L’une des grosses problématiques que l'on rencontre en Afrique est que l'on ne produit que les matières premières. Leur transformation ne se fait pas sur place. Il y a donc peu d’emplois et une grande dépendance des populations locales vis-à-vis des diasporas. C’est pour cela qu’avec Bana Bana, nous faisons tout faire au Sénégal. Ensuite, il n’est pas toujours facile de trouver des clients sur place et vendre à l’international permet aussi de soutenir les entreprises.
Dans le monde actuel, on assiste à un transfert d’autorité des politiques vers les marques
Pourquoi est-ce difficile de transformer les matières premières sur place ?
Il y a un manque de formation, d'infrastructures, un monopole des gros industriels qui ont fait fortune et certains facteurs politiques que je connais moins. C'est pour cela que je pense que les partenariats privés, avec des gens qui veulent faire changer les choses, sont plus intéressants. Dans le monde actuel, les hommes votent de moins en moins et on assiste à un transfert d’autorité des politiques vers les marques. C'est ce qui me conforte dans l'idée que les entreprises peuvent changer les choses.
En ce qui concerne la mode africaine, comment percevez-vous le fait que les créateurs qui produisent sur place soient moins connus que certaines marques européennes ?
De plus en plus de créateurs établis en Afrique sont connus, je pense par exemple à Loza Maléombho en Côte d’Ivoire et à Selly Raby Kane au Sénégal. Leurs vêtements ont été portés par Beyoncé et Solange Knowles. Evidemment, pour que ces marques gagnent en notoriété, il faut que la presse et les boutiques en Europe jouent le jeu et leur donnent l’opportunité d’être visibles. De notre côté, nous lançons aussi des produits fabriqués sur place. Nous travaillons par exemple sur des sacs avec une usine kenyane. De même, les petits bracelets donnés avec nos vêtements viennent du Sénégal.
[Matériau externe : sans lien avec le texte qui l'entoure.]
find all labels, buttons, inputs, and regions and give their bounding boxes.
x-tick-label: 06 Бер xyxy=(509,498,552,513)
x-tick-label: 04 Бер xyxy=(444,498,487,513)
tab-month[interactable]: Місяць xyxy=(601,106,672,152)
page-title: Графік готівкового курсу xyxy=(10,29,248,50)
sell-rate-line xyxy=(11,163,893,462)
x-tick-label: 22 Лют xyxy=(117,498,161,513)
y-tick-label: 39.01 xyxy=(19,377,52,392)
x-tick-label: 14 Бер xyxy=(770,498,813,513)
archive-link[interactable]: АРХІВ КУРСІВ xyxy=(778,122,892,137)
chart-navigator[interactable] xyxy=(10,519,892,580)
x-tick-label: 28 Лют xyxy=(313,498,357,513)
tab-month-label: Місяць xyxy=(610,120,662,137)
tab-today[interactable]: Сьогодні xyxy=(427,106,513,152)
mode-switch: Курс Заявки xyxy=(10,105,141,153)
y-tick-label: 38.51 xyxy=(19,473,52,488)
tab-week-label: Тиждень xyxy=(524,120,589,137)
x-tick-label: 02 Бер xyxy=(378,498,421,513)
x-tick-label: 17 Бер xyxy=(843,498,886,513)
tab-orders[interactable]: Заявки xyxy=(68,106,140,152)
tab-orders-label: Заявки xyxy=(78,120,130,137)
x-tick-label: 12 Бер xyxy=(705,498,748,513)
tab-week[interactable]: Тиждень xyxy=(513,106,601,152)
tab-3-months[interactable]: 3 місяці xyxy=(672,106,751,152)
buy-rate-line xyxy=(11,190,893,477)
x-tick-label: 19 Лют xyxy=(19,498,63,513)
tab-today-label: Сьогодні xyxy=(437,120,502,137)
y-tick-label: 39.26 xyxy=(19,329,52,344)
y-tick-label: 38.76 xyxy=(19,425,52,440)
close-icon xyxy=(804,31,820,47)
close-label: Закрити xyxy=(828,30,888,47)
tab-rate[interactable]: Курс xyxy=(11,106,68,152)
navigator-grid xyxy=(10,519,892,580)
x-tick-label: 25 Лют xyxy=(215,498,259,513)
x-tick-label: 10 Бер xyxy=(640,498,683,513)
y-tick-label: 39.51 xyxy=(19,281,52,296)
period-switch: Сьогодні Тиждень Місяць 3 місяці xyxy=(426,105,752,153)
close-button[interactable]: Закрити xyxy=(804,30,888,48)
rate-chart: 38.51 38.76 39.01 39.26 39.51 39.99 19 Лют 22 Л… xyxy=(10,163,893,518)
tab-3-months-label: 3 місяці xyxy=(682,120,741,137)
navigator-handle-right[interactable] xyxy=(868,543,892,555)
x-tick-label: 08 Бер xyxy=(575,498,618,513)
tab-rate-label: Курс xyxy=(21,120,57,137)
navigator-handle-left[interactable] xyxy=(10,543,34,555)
Pensez-vous qu’il est plus difficile de fabriquer de la mode en Afrique ?
Cela peut être difficile lorsqu’on n’est pas sur place. Les gens sont habitués à faire du sur-mesure et pas de la production. Il faut changer leur mode de fonctionnement et je comprends qu’ils n’aient toujours envie qu’on leur impose le nôtre.
Quelle est la prochaine étape pour Maison Château Rouge et les Oiseaux Migrateurs ?
Nous allons consolider la distribution à l'international de Maison Château Rouge en priorité. Nous nous ouvrons aussi à d'autres matières que la wax, comme l'indigo, le bogolan et les perles. Nous devons créer un studio et embaucher, car tout est fait à différents endroits avec les moyens du bord et nous ne sommes que 4 : deux amis, mon frère et moi. A côté de cela, nous démarchons des restaurants et épiceries pour diffuser notre jus de bissap, disponible seulement dans notre boutique pour l’instant et à des événements, dont ceux de Louboutin, l’OCDE et l’AKAA (Also Known As Africa, le salon de l'art contemporain africain).
Pensez-vous faire appel à des investisseurs pour booster le développement de votre entreprise ?
On se pose la question en se demandant si ça nous permettrait de faire plus de choses et d’avoir plus d'impact. Mais, pour l’instant, on préfère que la croissance se fasse petit à petit, rester indépendants et ne pas perdre le côté social de notre entreprise.